Of course, Shannon has wired Bordertown up to the Internet via a variety of technology. Cory dutifully mentions "spell boxes" as part of the infrastructure. Setting up a reliable network with some guarantee of service out of explicitly flaky parts engages directly with Shannon's Law. So, of course, the story isn't about that. The network is weirdly reliable. I'd have expected him to have deploy multiple technologies to cover the same links. i.e., use redundancy to cover the inherent unreliability of technology in the area. If the story made any reference to that, I missed it. The impression I got was that the network was a hodge-podge of different technologies in different areas (with a dutiful reference to "spell boxes").
No, the story is about trying to send a bit through Faerie and back. That aspect of the story chock full of the sort of infodump that you love if you're a Doctorow fan and you skip if you're a Doctorow fan who's already taken at least his fair share of Computer Engineering classes. (That's how I got through Little Brother.) As such, I suspect I'd have enjoyed the story more on paper since you can't really skip the infodumps when you listen to the podcast. (For the record, I liked Little Brother.)
(Oh, and there is a Relationship in the story so that we never lose track of the characters as feeling, sentient beings.)
I always get the impression that Cory has a much more optimistic view of engineering than I do. His networks never have problems. With his engineering projects, the challenge is mostly figuring out what to do, with a slight dash of actually making it work out as planned. (i.e., the consequence may not be what his characters expect, but the actual doing seems to go well.) That's the impression I got here too. (Like I said, this story reinforces my existing biases.
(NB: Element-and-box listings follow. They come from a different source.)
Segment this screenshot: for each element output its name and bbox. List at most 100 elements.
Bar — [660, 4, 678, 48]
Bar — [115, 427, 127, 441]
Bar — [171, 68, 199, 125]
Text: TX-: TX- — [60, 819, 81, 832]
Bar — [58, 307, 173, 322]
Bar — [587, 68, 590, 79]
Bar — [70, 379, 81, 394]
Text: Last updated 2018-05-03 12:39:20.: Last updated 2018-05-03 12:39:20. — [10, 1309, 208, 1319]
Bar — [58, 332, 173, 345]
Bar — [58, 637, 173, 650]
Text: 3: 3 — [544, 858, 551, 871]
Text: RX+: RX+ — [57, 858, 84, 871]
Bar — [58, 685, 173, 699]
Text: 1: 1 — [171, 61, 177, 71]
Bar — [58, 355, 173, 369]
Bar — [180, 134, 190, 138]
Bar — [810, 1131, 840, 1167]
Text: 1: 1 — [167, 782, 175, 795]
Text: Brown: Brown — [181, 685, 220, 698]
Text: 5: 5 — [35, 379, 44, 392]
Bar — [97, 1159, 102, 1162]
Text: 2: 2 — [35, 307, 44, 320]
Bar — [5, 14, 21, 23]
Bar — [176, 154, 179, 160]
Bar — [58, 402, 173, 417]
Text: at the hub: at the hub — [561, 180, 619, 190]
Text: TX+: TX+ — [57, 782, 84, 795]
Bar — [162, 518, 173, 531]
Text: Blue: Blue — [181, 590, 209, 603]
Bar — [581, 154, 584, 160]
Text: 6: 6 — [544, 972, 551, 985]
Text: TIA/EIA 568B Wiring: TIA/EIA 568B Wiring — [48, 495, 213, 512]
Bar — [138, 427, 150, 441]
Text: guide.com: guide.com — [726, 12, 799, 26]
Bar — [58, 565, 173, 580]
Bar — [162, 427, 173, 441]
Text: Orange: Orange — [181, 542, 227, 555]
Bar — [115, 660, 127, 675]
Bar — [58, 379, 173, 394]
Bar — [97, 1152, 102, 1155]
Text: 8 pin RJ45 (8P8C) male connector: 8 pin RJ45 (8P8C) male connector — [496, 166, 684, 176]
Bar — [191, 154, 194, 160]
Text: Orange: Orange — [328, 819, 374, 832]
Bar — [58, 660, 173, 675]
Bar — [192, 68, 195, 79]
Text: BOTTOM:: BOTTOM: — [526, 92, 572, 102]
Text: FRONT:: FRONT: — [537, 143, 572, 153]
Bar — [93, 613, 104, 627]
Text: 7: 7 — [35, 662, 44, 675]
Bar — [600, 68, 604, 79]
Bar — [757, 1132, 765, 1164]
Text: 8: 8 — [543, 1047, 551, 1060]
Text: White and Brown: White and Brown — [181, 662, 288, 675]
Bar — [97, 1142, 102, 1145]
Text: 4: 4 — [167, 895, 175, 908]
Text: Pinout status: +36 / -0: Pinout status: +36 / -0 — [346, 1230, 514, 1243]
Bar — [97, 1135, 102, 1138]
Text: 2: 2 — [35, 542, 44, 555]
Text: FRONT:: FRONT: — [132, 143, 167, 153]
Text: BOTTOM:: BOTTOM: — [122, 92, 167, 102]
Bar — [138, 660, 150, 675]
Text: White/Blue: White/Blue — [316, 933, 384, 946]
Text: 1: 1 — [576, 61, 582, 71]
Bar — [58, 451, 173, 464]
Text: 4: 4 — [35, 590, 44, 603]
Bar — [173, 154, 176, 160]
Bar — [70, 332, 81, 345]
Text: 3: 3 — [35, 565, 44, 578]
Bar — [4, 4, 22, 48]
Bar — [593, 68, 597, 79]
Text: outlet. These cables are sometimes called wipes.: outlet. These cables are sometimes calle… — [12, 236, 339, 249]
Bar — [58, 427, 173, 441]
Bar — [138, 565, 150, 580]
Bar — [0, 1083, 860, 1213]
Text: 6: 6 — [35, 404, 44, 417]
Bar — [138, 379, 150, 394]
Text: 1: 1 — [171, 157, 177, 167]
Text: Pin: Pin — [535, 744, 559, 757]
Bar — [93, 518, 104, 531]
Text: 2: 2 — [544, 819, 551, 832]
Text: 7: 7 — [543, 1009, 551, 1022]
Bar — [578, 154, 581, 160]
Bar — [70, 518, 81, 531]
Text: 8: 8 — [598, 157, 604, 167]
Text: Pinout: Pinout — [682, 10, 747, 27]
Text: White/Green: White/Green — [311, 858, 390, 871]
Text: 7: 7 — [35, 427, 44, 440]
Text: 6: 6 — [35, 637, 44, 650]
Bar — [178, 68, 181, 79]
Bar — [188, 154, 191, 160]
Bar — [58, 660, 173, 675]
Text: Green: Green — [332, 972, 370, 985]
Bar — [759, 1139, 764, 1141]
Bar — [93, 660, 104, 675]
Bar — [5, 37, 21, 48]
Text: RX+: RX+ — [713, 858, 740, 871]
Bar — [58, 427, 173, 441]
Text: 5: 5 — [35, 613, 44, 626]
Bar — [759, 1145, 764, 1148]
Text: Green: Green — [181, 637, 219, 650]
YMMV.)
As such, I can't decide whether the ending is clever or a cop-out. Frankly, unless he wanted to fundamentally chance the nature of the shared world, it had to end as it did. That necessity doesn't make the ending satisfying though. For me, the story flinches in that Shannon never comes to evaluate himself with the rigor he evaluates everyone else.
Like I said, the story is vintage Doctorow. It doesn't do much good to complain or to triumph that Cory Doctorow writes like Cory Doctorow. I enjoyed it, I guess, but I bet this will not be my favorite story in the anthology.
I'm still looking forward to Welcome to Bordertown. The story is definitely worth a listen and it does give a flavor of what Bordertown is like. I hope it entices everyone to buy a copy of the anthology.